Woodscraper mit Exoskelett
Sidewalk Labs testet an einem digitalen Modell die Machbarkeit des welthöchsten Holz-Hochhauses. Mit dem 35 Stockwerke hohen Proto-Model X peilt Googles Sparte für Stadtentwicklung die Industrialisierung des Holzbaus an.
In der modernen Architektur erlebt der ökologische Baustoff Holz gerade ein glorreiches Revival. Vor allem im Bereich des konstruktiven Holzbaus erleben wir ständig neue Entwicklungssprünge. Hochhäuser aus Holz werden schon bald die 100-Meter-Marke knacken. Da Holzbauten bei gleicher Tragfähigkeit deutlich weniger Eigengewicht haben, müssen sie stärker gegen Seitenkräfte wie Wind abgestützt werden. Dies geschieht bei Holz-Hybrid-Konstruktionen meist durch einen Aussteifungskern aus Beton. Mit seinem Proto-Model X (oder kurz PMX) geht Sidewalk Labs nun einen anderen Weg.
Industrialisierung des Holzbaus angepeilt
Das Unternehmen wurde 2015 als Googles Sparte für innovative Stadtentwicklung gegründet.
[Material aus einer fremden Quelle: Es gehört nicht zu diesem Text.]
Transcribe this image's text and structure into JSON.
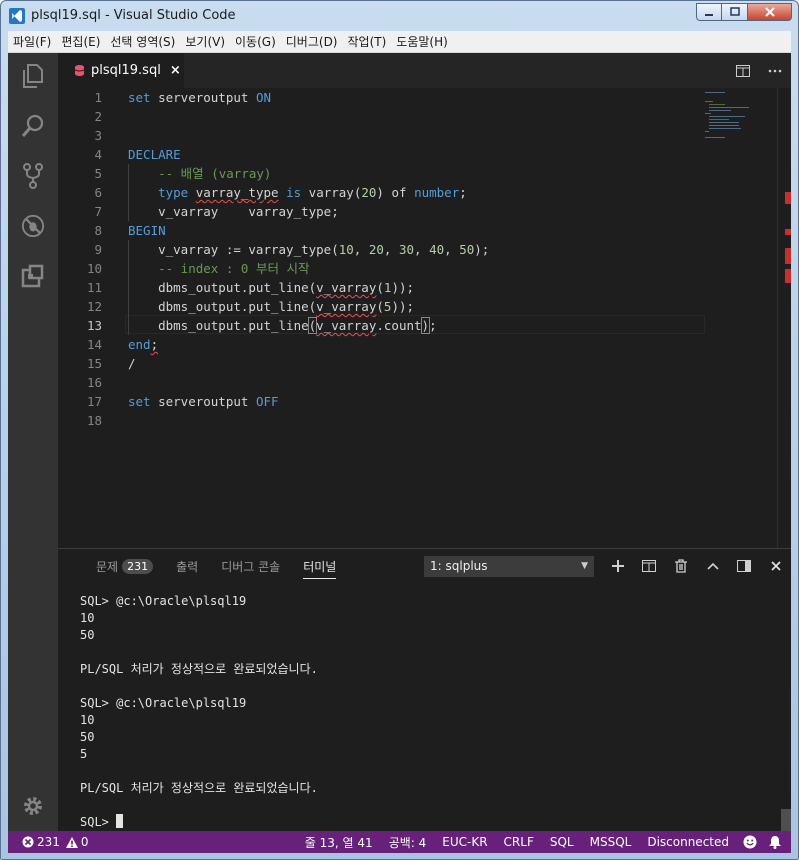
{
  "window": {
    "title": "plsql19.sql - Visual Studio Code"
  },
  "menu": [
    "파일(F)",
    "편집(E)",
    "선택 영역(S)",
    "보기(V)",
    "이동(G)",
    "디버그(D)",
    "작업(T)",
    "도움말(H)"
  ],
  "tab": {
    "label": "plsql19.sql",
    "close": "×"
  },
  "editor": {
    "current_line": 13,
    "line_numbers": [
      "1",
      "2",
      "3",
      "4",
      "5",
      "6",
      "7",
      "8",
      "9",
      "10",
      "11",
      "12",
      "13",
      "14",
      "15",
      "16",
      "17",
      "18"
    ]
  },
  "panel": {
    "tabs": [
      {
        "label": "문제",
        "badge": "231"
      },
      {
        "label": "출력"
      },
      {
        "label": "디버그 콘솔"
      },
      {
        "label": "터미널",
        "active": true
      }
    ],
    "terminal_select": "1: sqlplus",
    "terminal_lines": [
      "SQL> @c:\\Oracle\\plsql19",
      "10",
      "50",
      "",
      "PL/SQL 처리가 정상적으로 완료되었습니다.",
      "",
      "SQL> @c:\\Oracle\\plsql19",
      "10",
      "50",
      "5",
      "",
      "PL/SQL 처리가 정상적으로 완료되었습니다.",
      "",
      "SQL> "
    ]
  },
  "status": {
    "errors": "231",
    "warnings": "0",
    "position": "줄 13, 열 41",
    "spaces": "공백: 4",
    "encoding": "EUC-KR",
    "eol": "CRLF",
    "language": "SQL",
    "connection_type": "MSSQL",
    "connection_state": "Disconnected"
  },
  "colors": {
    "statusbar": "#68217a",
    "keyword": "#569cd6",
    "comment": "#6a9955",
    "number": "#b5cea8",
    "error": "#f14c4c"
  },
  "icons": [
    "explorer-icon",
    "search-icon",
    "source-control-icon",
    "debug-icon",
    "extensions-icon",
    "settings-gear-icon"
  ]
}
Quayside, ihr erstes großes Urban-Development-Projekt in Toronto versprach eine ökologische und voll vernetzte Smart City und scheiterte schließlich am Widerstand der Anwohner, die eine totale Überwachung fürchteten. Nun nimmt das Unternehmen die Industrialisierung des mehrgeschossigen Holzbaus in Angriff.
Das Ziel ist die Gründung einer Mass Timber Buildings Factory, die als ortsunabhängiges Bauunternehmen „schnell und sicher hochwertige und adaptierbare Holzgebäude liefert“, wie es auf der Unternehmensseite heißt. Ein Unterfangen, das durch die digitale Planung und präzise Vorfertigung im Ingenieur-Holzbau in greifbare Nähe gerückt ist. Auch Cree, die Tochterfirma der Rhomberg Gruppe, hat den internationalen Holzbaumarkt im Visier und möchte mit ihrem Holz-Hochhaus in Serie gehen.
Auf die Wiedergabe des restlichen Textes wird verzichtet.